Human virus transmission through food consumption has been identified since many years and the international trade increases the risk of dissemination of viral pathogens. The development of metagenomic approach holds many promises for the surveillance of viruses in food and water. This work aimed to analyze norovirus diversity and to evaluate strain-dependent accumulation patterns in three oyster types by using a metagenomic approach. Different hexamer sets to prime cDNA were evaluated before capture-based approach to enhance virus reads recovery during deep sequencing. The study includes the use of technical replicates of artificially contaminated oysters and the analysis of multiple negatives controls. Results showed a clear impact of the hexamer set used for cDNA synthesis. A set of In-house designed (I-HD) hexamers, selected to lower mollusk amplification, gave promising results in terms of viral reads abundancy. However, the best correlation between CT values, thus concentrations, and number of reads was observed using random hexamers. Random hexamers also provided the highest numbers of reads and allowed the identification of sequence of different human enteric viruses. Regarding human norovirus, different genogroups and genotypes were identified among contigs longer than 500 bp. Two full genomes and six sequences longer than 3600 bases were obtained allowing a precise strain identification. The use of technical triplicates was found valuable to increase the chances to sequence viral strains present at low concentrations. Analyzing viral contamination in shellfish samples is quite challenging, however this work demonstrates that the recovery of full genome or long contigs, allowing clear identification of viral strains is possible.

Metavirome Sequencing to Evaluate Norovirus Diversity in Sewage and Related Bioaccumulated Oysters.

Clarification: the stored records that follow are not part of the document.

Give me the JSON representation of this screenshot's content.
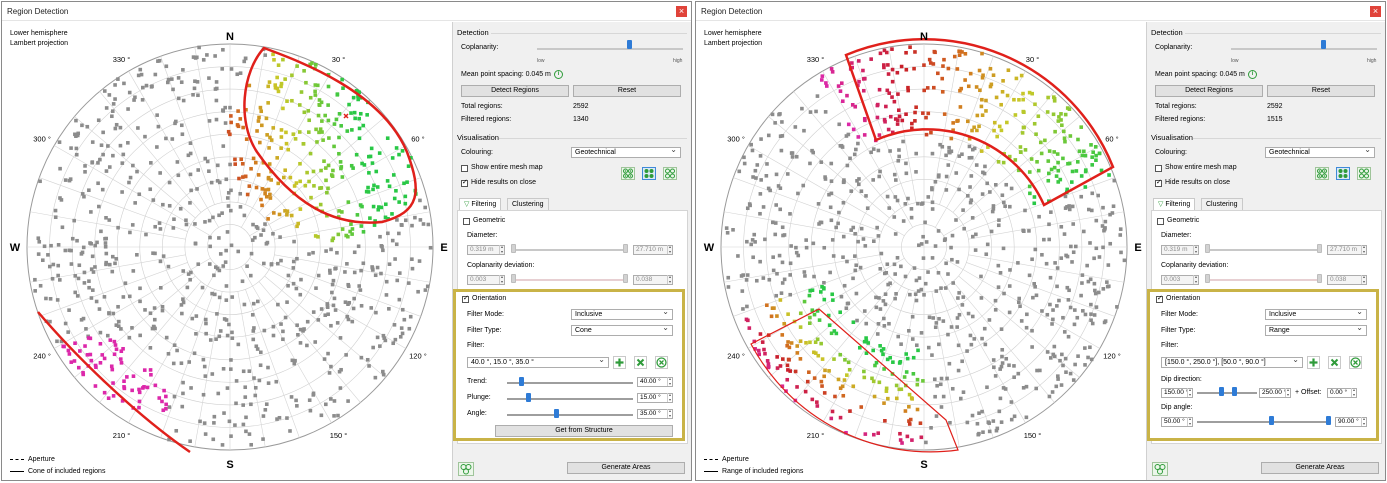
{
  "windows": [
    {
      "title": "Region Detection",
      "projection": [
        "Lower hemisphere",
        "Lambert projection"
      ],
      "compass": {
        "n": "N",
        "s": "S",
        "e": "E",
        "w": "W"
      },
      "angles": [
        "330 °",
        "30 °",
        "300 °",
        "60 °",
        "240 °",
        "120 °",
        "210 °",
        "150 °"
      ],
      "legend": {
        "aperture": "Aperture",
        "included": "Cone of included regions"
      },
      "detection": {
        "section": "Detection",
        "coplanarity_label": "Coplanarity:",
        "low": "low",
        "high": "high",
        "coplanarity_level": 0.75,
        "mean_spacing": "Mean point spacing: 0.045 m",
        "detect_button": "Detect Regions",
        "reset_button": "Reset",
        "total_label": "Total regions:",
        "total_value": "2592",
        "filtered_label": "Filtered regions:",
        "filtered_value": "1340"
      },
      "visualisation": {
        "section": "Visualisation",
        "colouring_label": "Colouring:",
        "colouring_value": "Geotechnical",
        "show_mesh": "Show entire mesh map",
        "hide_results": "Hide results on close"
      },
      "tabs": {
        "filtering": "Filtering",
        "clustering": "Clustering"
      },
      "geometric": {
        "label": "Geometric",
        "diameter_label": "Diameter:",
        "diameter_min": "0.319 m",
        "diameter_max": "27.710 m",
        "copdev_label": "Coplanarity deviation:",
        "copdev_min": "0.003",
        "copdev_max": "0.038"
      },
      "orientation": {
        "label": "Orientation",
        "filter_mode_label": "Filter Mode:",
        "filter_mode_value": "Inclusive",
        "filter_type_label": "Filter Type:",
        "filter_type_value": "Cone",
        "filter_label": "Filter:",
        "filter_value": "40.0 °, 15.0 °, 35.0 °",
        "trend_label": "Trend:",
        "trend_value": "40.00 °",
        "trend_level": 0.11,
        "plunge_label": "Plunge:",
        "plunge_value": "15.00 °",
        "plunge_level": 0.17,
        "angle_label": "Angle:",
        "angle_value": "35.00 °",
        "angle_level": 0.39,
        "structure_button": "Get from Structure"
      },
      "generate_button": "Generate Areas"
    },
    {
      "title": "Region Detection",
      "projection": [
        "Lower hemisphere",
        "Lambert projection"
      ],
      "compass": {
        "n": "N",
        "s": "S",
        "e": "E",
        "w": "W"
      },
      "angles": [
        "330 °",
        "30 °",
        "300 °",
        "60 °",
        "240 °",
        "120 °",
        "210 °",
        "150 °"
      ],
      "legend": {
        "aperture": "Aperture",
        "included": "Range of included regions"
      },
      "detection": {
        "section": "Detection",
        "coplanarity_label": "Coplanarity:",
        "low": "low",
        "high": "high",
        "coplanarity_level": 0.75,
        "mean_spacing": "Mean point spacing: 0.045 m",
        "detect_button": "Detect Regions",
        "reset_button": "Reset",
        "total_label": "Total regions:",
        "total_value": "2592",
        "filtered_label": "Filtered regions:",
        "filtered_value": "1515"
      },
      "visualisation": {
        "section": "Visualisation",
        "colouring_label": "Colouring:",
        "colouring_value": "Geotechnical",
        "show_mesh": "Show entire mesh map",
        "hide_results": "Hide results on close"
      },
      "tabs": {
        "filtering": "Filtering",
        "clustering": "Clustering"
      },
      "geometric": {
        "label": "Geometric",
        "diameter_label": "Diameter:",
        "diameter_min": "0.319 m",
        "diameter_max": "27.710 m",
        "copdev_label": "Coplanarity deviation:",
        "copdev_min": "0.003",
        "copdev_max": "0.038"
      },
      "orientation": {
        "label": "Orientation",
        "filter_mode_label": "Filter Mode:",
        "filter_mode_value": "Inclusive",
        "filter_type_label": "Filter Type:",
        "filter_type_value": "Range",
        "filter_label": "Filter:",
        "filter_value": "[150.0 °, 250.0 °], [50.0 °, 90.0 °]",
        "dipdir_label": "Dip direction:",
        "dipdir_min": "150.00 °",
        "dipdir_max": "250.00 °",
        "offset_label": "+ Offset:",
        "offset_value": "0.00 °",
        "dipangle_label": "Dip angle:",
        "dipangle_min": "50.00 °",
        "dipangle_max": "90.00 °"
      },
      "generate_button": "Generate Areas"
    }
  ]
}
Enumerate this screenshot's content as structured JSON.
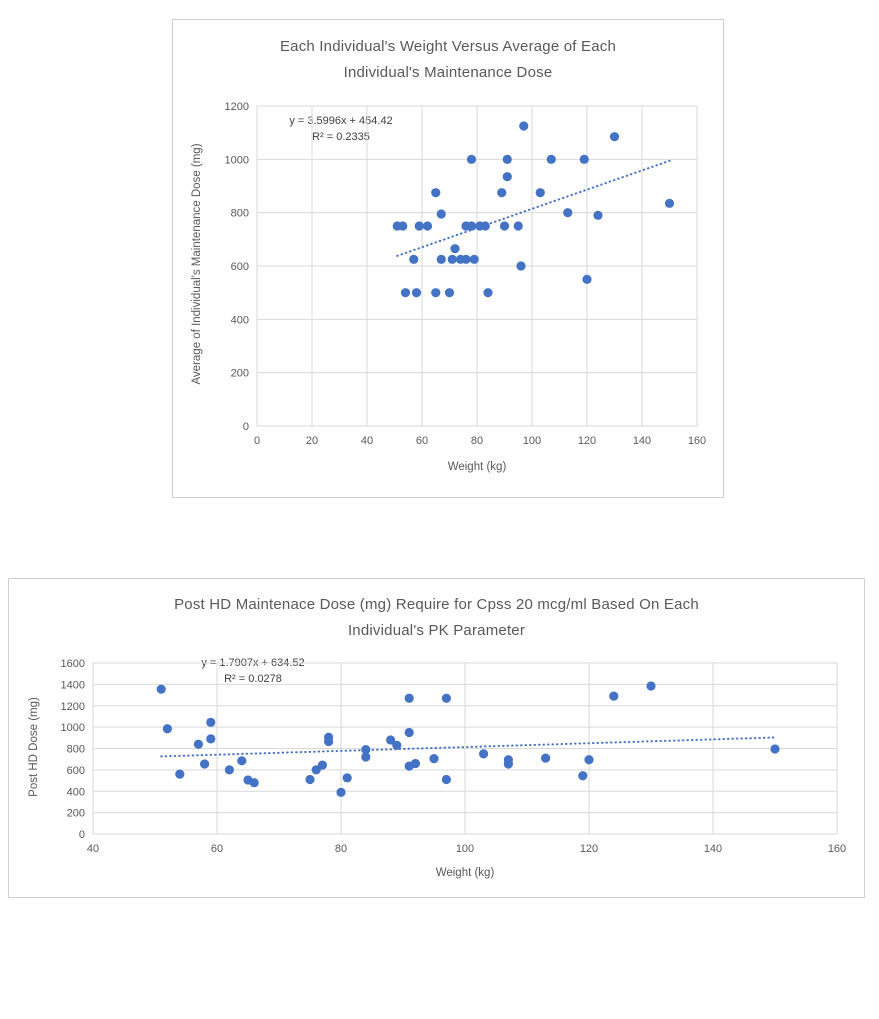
{
  "colors": {
    "marker": "#4472C4",
    "trendline": "#4472C4",
    "gridline": "#D9D9D9",
    "axis_text": "#595959",
    "title_text": "#595959",
    "equation_text": "#3F3F3F"
  },
  "chart_data": [
    {
      "type": "scatter",
      "title": "Each Individual's Weight Versus Average of Each Individual's Maintenance Dose",
      "title_lines": [
        "Each Individual's Weight Versus Average of Each",
        "Individual's Maintenance Dose"
      ],
      "xlabel": "Weight (kg)",
      "ylabel": "Average of Individual's Maintenance Dose (mg)",
      "xlim": [
        0,
        160
      ],
      "ylim": [
        0,
        1200
      ],
      "xticks": [
        0,
        20,
        40,
        60,
        80,
        100,
        120,
        140,
        160
      ],
      "yticks": [
        0,
        200,
        400,
        600,
        800,
        1000,
        1200
      ],
      "grid": true,
      "legend": "none",
      "trendline": {
        "equation_label": "y = 3.5996x + 454.42",
        "r2_label": "R² = 0.2335",
        "slope": 3.5996,
        "intercept": 454.42,
        "x_range": [
          51,
          150
        ],
        "style": "dotted"
      },
      "points": [
        [
          51,
          750
        ],
        [
          53,
          750
        ],
        [
          59,
          750
        ],
        [
          62,
          750
        ],
        [
          76,
          750
        ],
        [
          78,
          750
        ],
        [
          81,
          750
        ],
        [
          83,
          750
        ],
        [
          90,
          750
        ],
        [
          95,
          750
        ],
        [
          57,
          625
        ],
        [
          67,
          625
        ],
        [
          71,
          625
        ],
        [
          74,
          625
        ],
        [
          76,
          625
        ],
        [
          79,
          625
        ],
        [
          54,
          500
        ],
        [
          58,
          500
        ],
        [
          65,
          500
        ],
        [
          70,
          500
        ],
        [
          84,
          500
        ],
        [
          72,
          665
        ],
        [
          67,
          795
        ],
        [
          96,
          600
        ],
        [
          120,
          550
        ],
        [
          65,
          875
        ],
        [
          89,
          875
        ],
        [
          103,
          875
        ],
        [
          91,
          935
        ],
        [
          78,
          1000
        ],
        [
          91,
          1000
        ],
        [
          107,
          1000
        ],
        [
          119,
          1000
        ],
        [
          97,
          1125
        ],
        [
          130,
          1085
        ],
        [
          113,
          800
        ],
        [
          124,
          790
        ],
        [
          150,
          835
        ]
      ]
    },
    {
      "type": "scatter",
      "title": "Post HD Maintenace Dose (mg) Require for Cpss 20 mcg/ml Based On Each Individual's PK Parameter",
      "title_lines": [
        "Post HD Maintenace Dose (mg) Require for Cpss 20 mcg/ml Based On Each",
        "Individual's PK Parameter"
      ],
      "xlabel": "Weight (kg)",
      "ylabel": "Post HD Dose (mg)",
      "xlim": [
        40,
        160
      ],
      "ylim": [
        0,
        1600
      ],
      "xticks": [
        40,
        60,
        80,
        100,
        120,
        140,
        160
      ],
      "yticks": [
        0,
        200,
        400,
        600,
        800,
        1000,
        1200,
        1400,
        1600
      ],
      "grid": true,
      "legend": "none",
      "trendline": {
        "equation_label": "y = 1.7907x + 634.52",
        "r2_label": "R² = 0.0278",
        "slope": 1.7907,
        "intercept": 634.52,
        "x_range": [
          51,
          150
        ],
        "style": "dotted"
      },
      "points": [
        [
          51,
          1355
        ],
        [
          52,
          985
        ],
        [
          54,
          560
        ],
        [
          57,
          840
        ],
        [
          58,
          655
        ],
        [
          59,
          1045
        ],
        [
          59,
          890
        ],
        [
          62,
          600
        ],
        [
          64,
          685
        ],
        [
          65,
          505
        ],
        [
          66,
          480
        ],
        [
          75,
          510
        ],
        [
          76,
          600
        ],
        [
          77,
          645
        ],
        [
          78,
          905
        ],
        [
          78,
          865
        ],
        [
          80,
          390
        ],
        [
          81,
          525
        ],
        [
          84,
          790
        ],
        [
          84,
          720
        ],
        [
          88,
          880
        ],
        [
          89,
          830
        ],
        [
          91,
          1270
        ],
        [
          91,
          950
        ],
        [
          91,
          635
        ],
        [
          92,
          660
        ],
        [
          95,
          705
        ],
        [
          97,
          1270
        ],
        [
          97,
          510
        ],
        [
          103,
          750
        ],
        [
          107,
          655
        ],
        [
          107,
          695
        ],
        [
          113,
          710
        ],
        [
          119,
          545
        ],
        [
          120,
          695
        ],
        [
          124,
          1290
        ],
        [
          130,
          1385
        ],
        [
          150,
          795
        ]
      ]
    }
  ]
}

Metagenomic sequencing is a promising method to determine the virus diversity in environmental samples such as sewage or shellfish. However, to identify the short RNA genomes of human enteric viruses among the large diversity of nucleic acids present in such complex matrices, method optimization is still needed. This work presents methodological developments focused on norovirus, a small ssRNA non-enveloped virus known as the major cause of human gastroenteritis worldwide and frequently present in human excreta and sewage. Different elution protocols were applied and Illumina MiSeq technology were used to study norovirus diversity. A double approach, agnostic deep sequencing and a capture-based approach (VirCapSeq-VERT) was used to identify norovirus in environmental samples. Family-specific viral contigs were classified and sorted by SLIM and final norovirus contigs were genotyped using the online Norovirus genotyping tool v2.0. From sewage samples, 14 norovirus genogroup I sequences were identified of which six were complete genomes. For norovirus genogroup II, nine sequences were identified and three of them comprised more than half of the genome. In oyster samples bioaccumulated with these sewage samples, only the use of an enrichment step during library preparation allowed successful identification of nine different sequences of norovirus genogroup I and four for genogroup II (>500 bp). This study demonstrates the importance of method development to increase virus recovery, and the interest of a capture-based approach to be able to identify viruses present at low concentrations.